3. Prométhée, le créateur rival de Dieu
C’est cette révolte qui ne cessera désormais d’apparaître dans l’interprétation du mythe, surtout celle de Goethe, puis celle de Byron, pour devenir un des thèmes persistants du romantisme : Prométhée n’est plus le statuaire habile mais le créateur indépendant, isolé dans son génie et qui sent en son être une puissance de création illimitée ; celui qui est capable de donner vie à une forme intérieure qu’il conçoit et réalise. Hugo, Vigny, s’inspireront de cette image dans leur vision de l’homme de génie, mage inspiré, christ martyre et bienfaiteur de l’humanité, héros révolté contre le dieu méchant qui fait le malheur des hommes.
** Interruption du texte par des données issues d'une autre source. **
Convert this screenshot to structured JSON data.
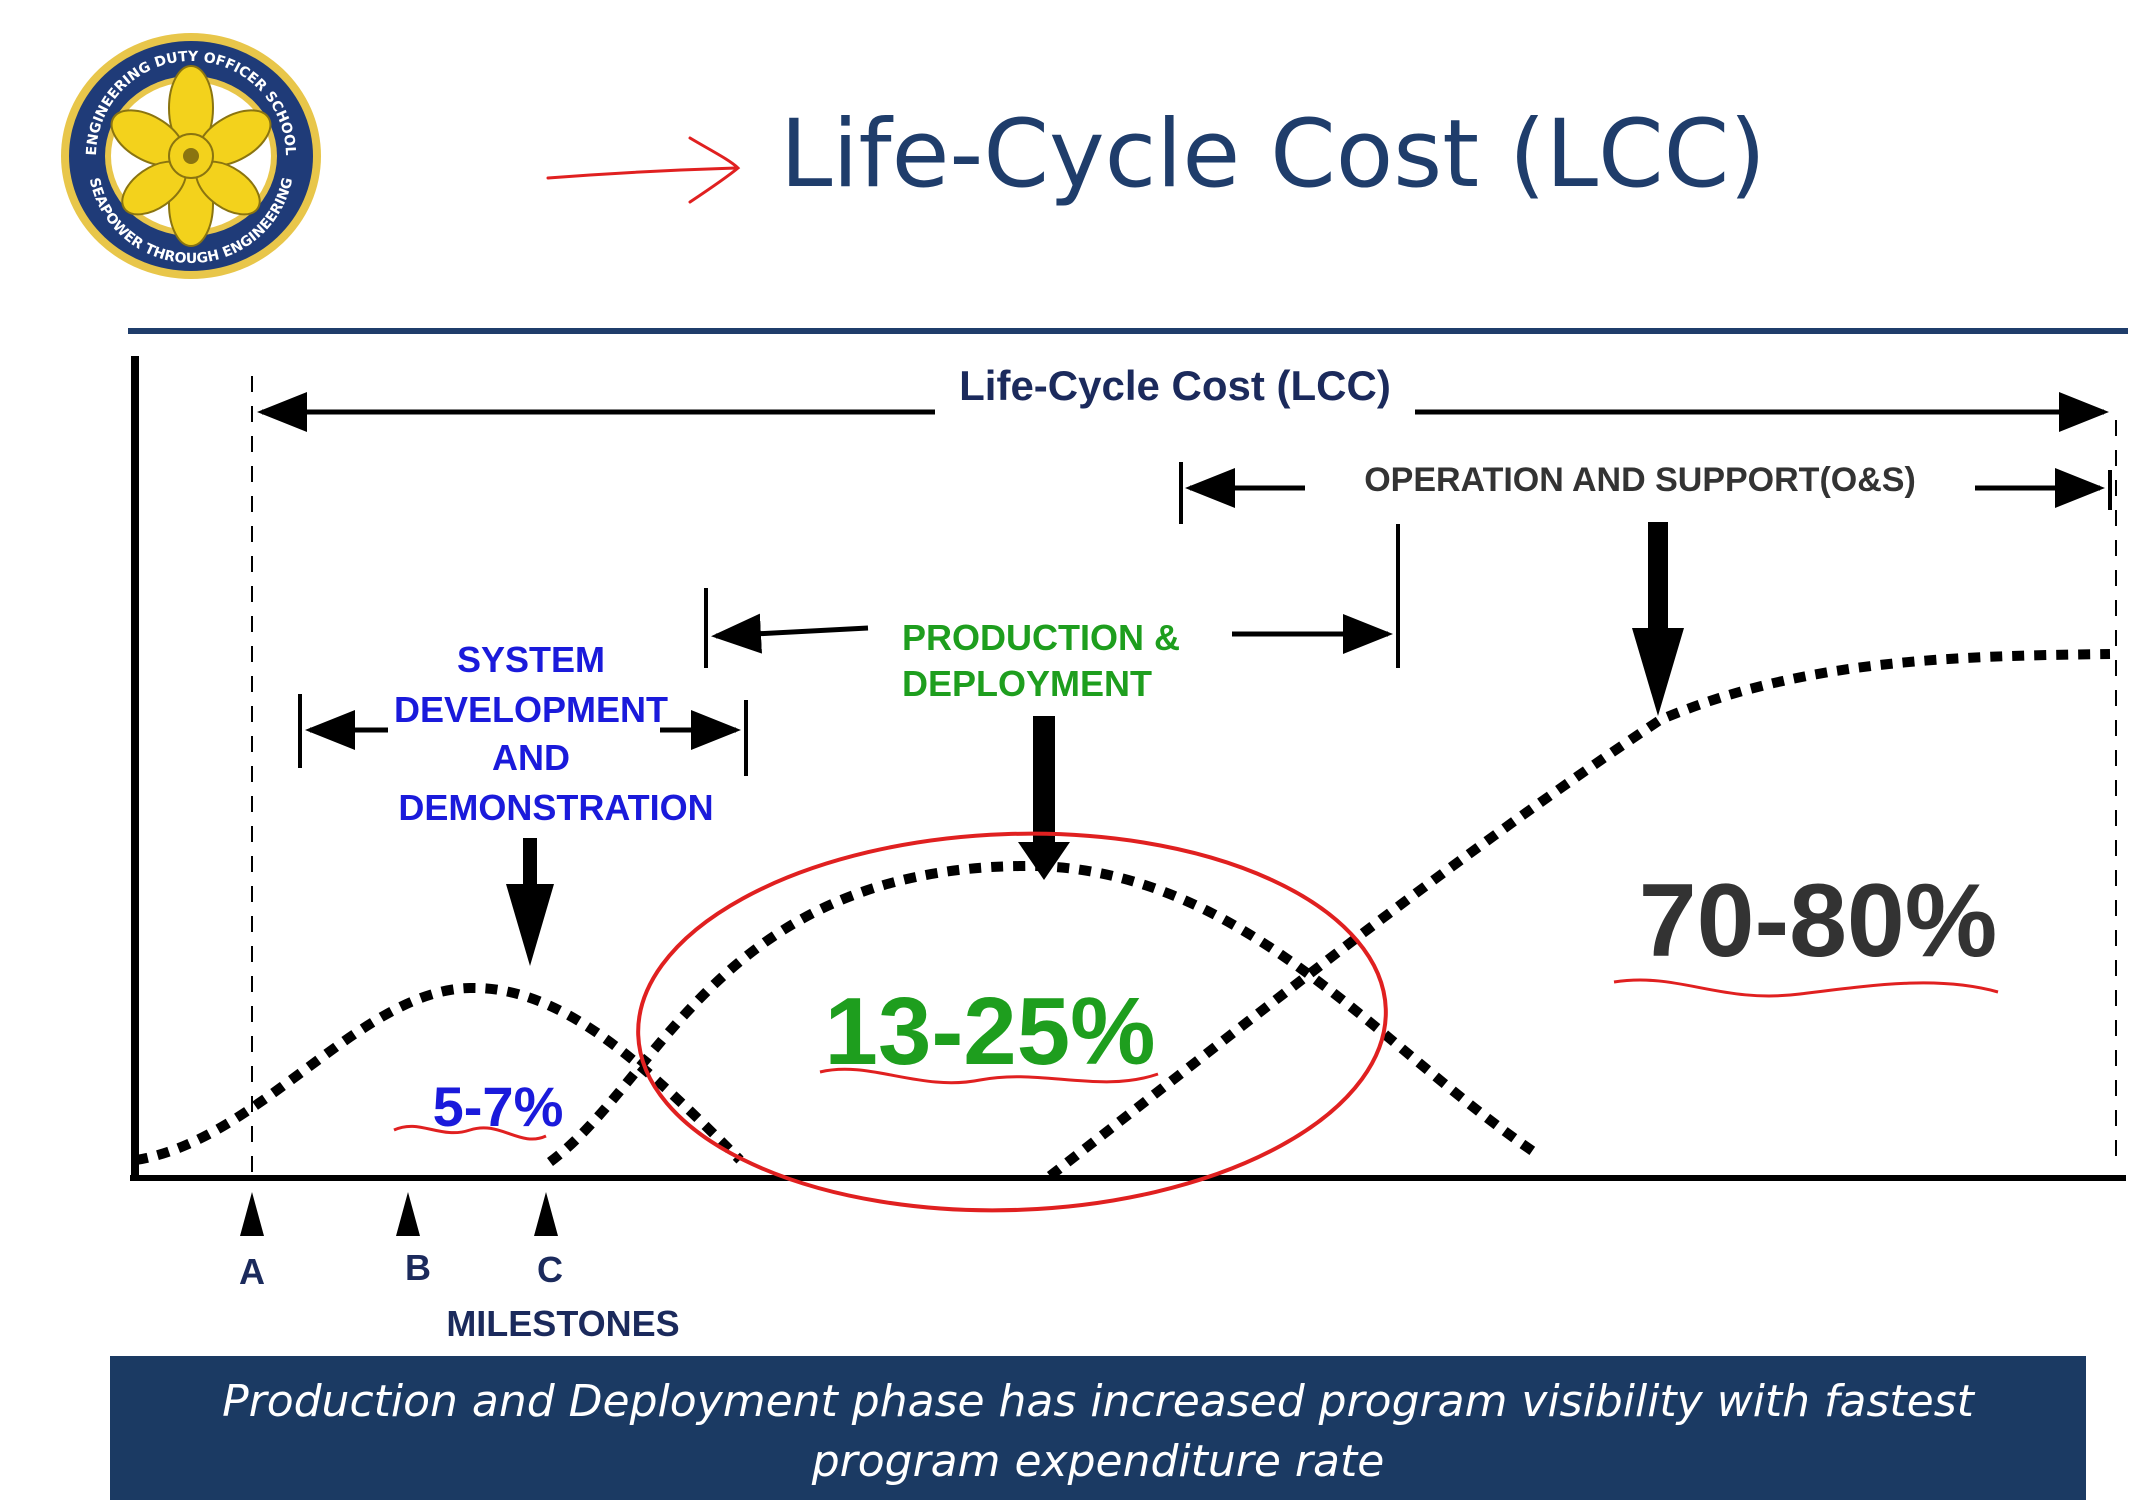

Pourquoi précisément une révolte ? (Cf. Goethe) Une révolte positive de celui qui se sent assez de puissance pour rejeter les dogmes et les règles au nom de cette force intérieure qui l’habite et qui est comme son dieu personnel. Ou alors, révolte négative, quand le créateur échoue à faire venir à l’existence ce modèle intérieur qui est en lui, ne faisant naître que des objets monstrueux, ou tronqués, des fragments d’une totalité qu’il ne peut réaliser. Prométhée ou la souffrance de qui a voulu être le rival de Dieu. (Cf. le peintre du Chef d’œuvre inconnu Frenhofer, Titan brisé, incapable de produire une totalité intelligible.)
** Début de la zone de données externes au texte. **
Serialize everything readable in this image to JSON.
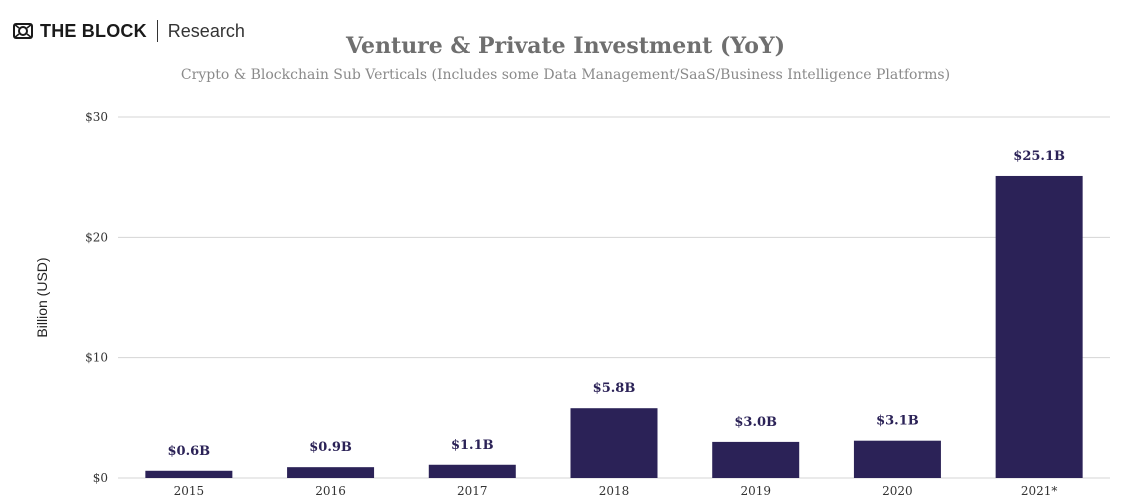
{
  "brand": {
    "name": "THE BLOCK",
    "sub": "Research"
  },
  "chart_data": {
    "type": "bar",
    "title": "Venture & Private Investment (YoY)",
    "subtitle": "Crypto & Blockchain Sub Verticals (Includes some Data Management/SaaS/Business Intelligence Platforms)",
    "ylabel": "Billion (USD)",
    "xlabel": "",
    "categories": [
      "2015",
      "2016",
      "2017",
      "2018",
      "2019",
      "2020",
      "2021*"
    ],
    "values": [
      0.6,
      0.9,
      1.1,
      5.8,
      3.0,
      3.1,
      25.1
    ],
    "data_labels": [
      "$0.6B",
      "$0.9B",
      "$1.1B",
      "$5.8B",
      "$3.0B",
      "$3.1B",
      "$25.1B"
    ],
    "yticks": [
      0,
      10,
      20,
      30
    ],
    "ytick_labels": [
      "$0",
      "$10",
      "$20",
      "$30"
    ],
    "ylim": [
      0,
      30
    ],
    "grid": true,
    "legend": "none",
    "colors": {
      "bar": "#2b2257",
      "label": "#2b2257",
      "grid": "#d5d5d5",
      "tick": "#333333"
    }
  }
}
Conclusion : Ce que nous montre donc ce mythe, c’est peut-être l’union de la création, de la révolte et de la souffrance : Hésiode, Eschyle surtout, toute la Renaissance, et les artistes du mouvement romantique, tous ont privilégié ces trois aspects qui au fond caractérisent le cheminement de tout homme.
Ce que dit Platon :
Ἀποροῦντι δὲ αὐτῷ ἔρχεται Προμηθεὺς ἐπισκεψόμενος τὴν νομήν, καὶ ὁρᾷ τὰ μὲν ἄλλα ζῷα ἐμμελῶς πάντων ἔχοντα, τὸν δὲ θρωνθρωπον γυμνόν τε καὶ ἀνυπόδητον καὶ ἄστρωτον καὶ ἄοπλον· ἡ Ἀπορίᾳ οὖν σχόμενος ὁ Προμηθεὺς ἥντινα σωτηρίαν τῷ ἀνθρώπῳ εὕροi κλέπτει Ἡφαίστου καὶ Ἀθηνᾶς τὴν ἔντεχνον σοφίαν σὺν πυρί.
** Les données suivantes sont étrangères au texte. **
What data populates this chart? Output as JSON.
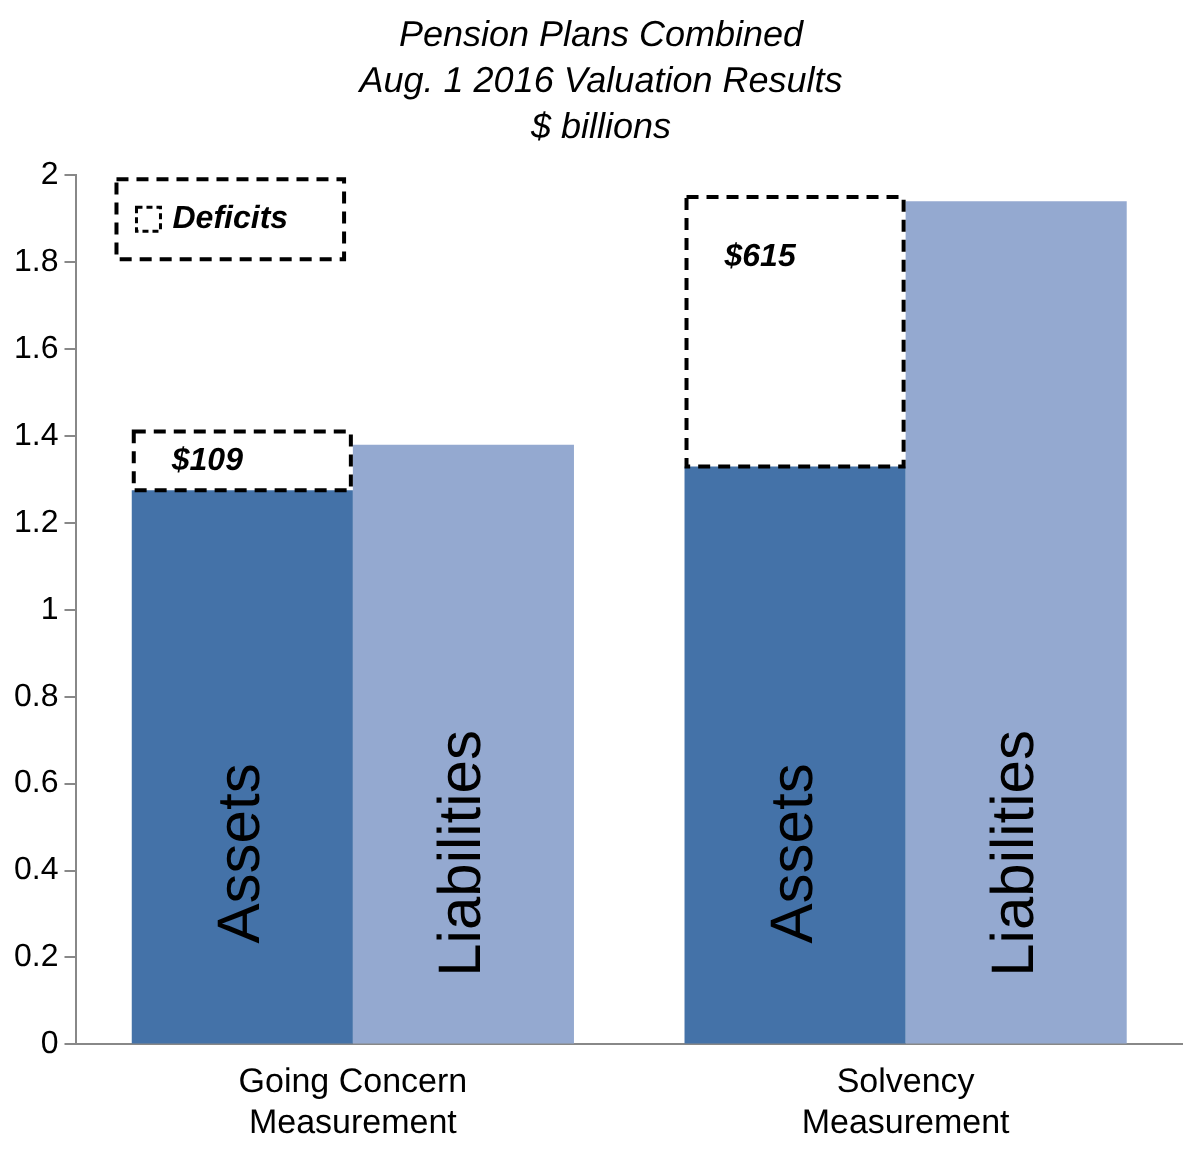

Dans cet embarras, Prométhée vient pour observer le partage. Il voit que les autres animaux ont été dotés convenablement, mais que l'homme est nu, sans chaussure, sans vêtements, sans armes. Or, le jour fixé approchait où il fallait conduire l’homme de la terre vers la lumière. Aussi Prométhée ne sachant comment garantir la survie de l’homme vole à Héphaistos et Athéna la sagesse des arts avec le feu.